Ever since, the US government has refused to acknowledge precious metals as money… yet if the Treasury’s financial statements are to be believed, Uncle Sam is still holding 261,498,900 troy ounces of gold. Let’s dismiss the tungsten possibilities for now and presume that it’s real gold. At today’s prices, the value would be about $437 billion.
Meanwhile, M2 money supply at last count was about $9.8 trillion as of March 12, 2012. This means that roughly 4.46% of US dollars in circulation are ‘backed’ by gold, the rest backed by false promises and goodwill.
In the UK, the government’s Exchange Equalisation Account shows 9,971,000 troy ounces of gold on the books. At today’s market value (1,054 British pounds) and the Bank of England’s most recent statement on reserve balances and notes (259.5 billion pounds), Britain’s gold supply constitutes roughly 4.05% of pounds in circulation.
Simply put, the price of gold would have to rise 20-25 times in order for the US and British governments’ gold assets to match the supply of money in circulation.
In fairness, very few countries hold meaningful gold positions when compared to their money supplies. Even Singapore, generally regarded as having one of the healthiest balance sheets on the planet, holds a mere 2% of its money supply in gold.
(Singapore does, however, consistently run budget surpluses and control two sovereign wealth funds which manage the equivalent of 130% of GDP…)

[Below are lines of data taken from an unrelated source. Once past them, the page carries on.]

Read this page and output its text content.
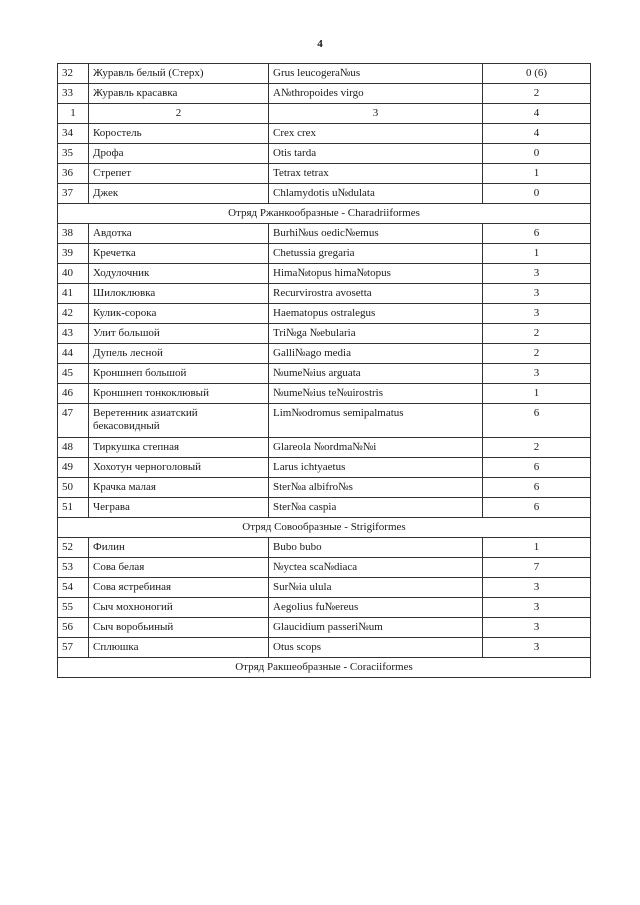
4
32	Журавль белый (Стерх)	Grus leucogera№us	0 (6)
33	Журавль красавка	A№thropoides virgo	2
1	2	3	4
34	Коростель	Crex crex	4
35	Дрофа	Otis tarda	0
36	Стрепет	Tetrax tetrax	1
37	Джек	Chlamydotis u№dulata	0
Отряд Ржанкообразные - Charadriiformes			
38	Авдотка	Burhi№us oedic№emus	6
39	Кречетка	Chetussia gregaria	1
40	Ходулочник	Hima№topus hima№topus	3
41	Шилоклювка	Recurvirostra avosetta	3
42	Кулик-сорока	Haematopus ostralegus	3
43	Улит большой	Tri№ga №ebularia	2
44	Дупель лесной	Galli№ago media	2
45	Кроншнеп большой	№ume№ius arguata	3
46	Кроншнеп тонкоклювый	№ume№ius te№uirostris	1
47	Веретенник азиатский бекасовидный	Lim№odromus semipalmatus	6
48	Тиркушка степная	Glareola №ordma№№i	2
49	Хохотун черноголовый	Larus ichtyaetus	6
50	Крачка малая	Ster№a albifro№s	6
51	Чеграва	Ster№a caspia	6
Отряд Совообразные - Strigiformes			
52	Филин	Bubo bubo	1
53	Сова белая	№yctea sca№diaca	7
54	Сова ястребиная	Sur№ia ulula	3
55	Сыч мохноногий	Aegolius fu№ereus	3
56	Сыч воробьиный	Glaucidium passeri№um	3
57	Сплюшка	Otus scops	3
Отряд Ракшеобразные - Coraciiformes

Lebanon is an exception. According to Banque du Liban statistics, the value of Lebanon’s gold holdings is equivalent to nearly 50% of the country’s money supply. To boot, Lebanese banks tend to have very high liquidity ratios and are willing to open accounts for most nationalities.
The problem with Lebanon is that the country is deep in debt– well over 100% of GDP.
With an additional $30 billion in foreign reserves on the books (i.e. other people’s paper), though, Lebanon does have the capacity to pay off over half of its debt. And there are a number of state-owned companies that could be privatized to generate even more revenue.
Given the how sophisticated government corruption is in Lebanon, though, such solutions may never come to pass. Go figure… the one place on earth where the currency is actually backed by something becomes the next shoe to drop.
Fortunately there is another place worth considering. For now, gold only comprises about 5% of Mongolia’s $4 billion money supply. Not much. But the important thing to pay attention to is the trend.
A few months ago, the government of Mongolia nearly doubled its gold holdings to 3.5 tons. This is a huge move.
Given the massive resources in the country (coal, copper, gold, oil, uranium, etc.), Mongolia is set to become one the world’s richest countries. And I think we can expect them to continue trading out paper reserves for the gold that’s already under their soil.
It’s possible that, if the trend holds, Mongolia’s gold holdings will back 10% to 25% of the tugrik money supply in just a few years’ time. Over the same period, gold holdings in the US, UK, and Europe will probably decline to less than 2% of their perpetually inflating money supplies.
Moreover, bank accounts denominated in the Mongolian currency (tugrik) yield an impressive 13% to 15% for savers. As far as paper goes, this one actually may be worth betting on.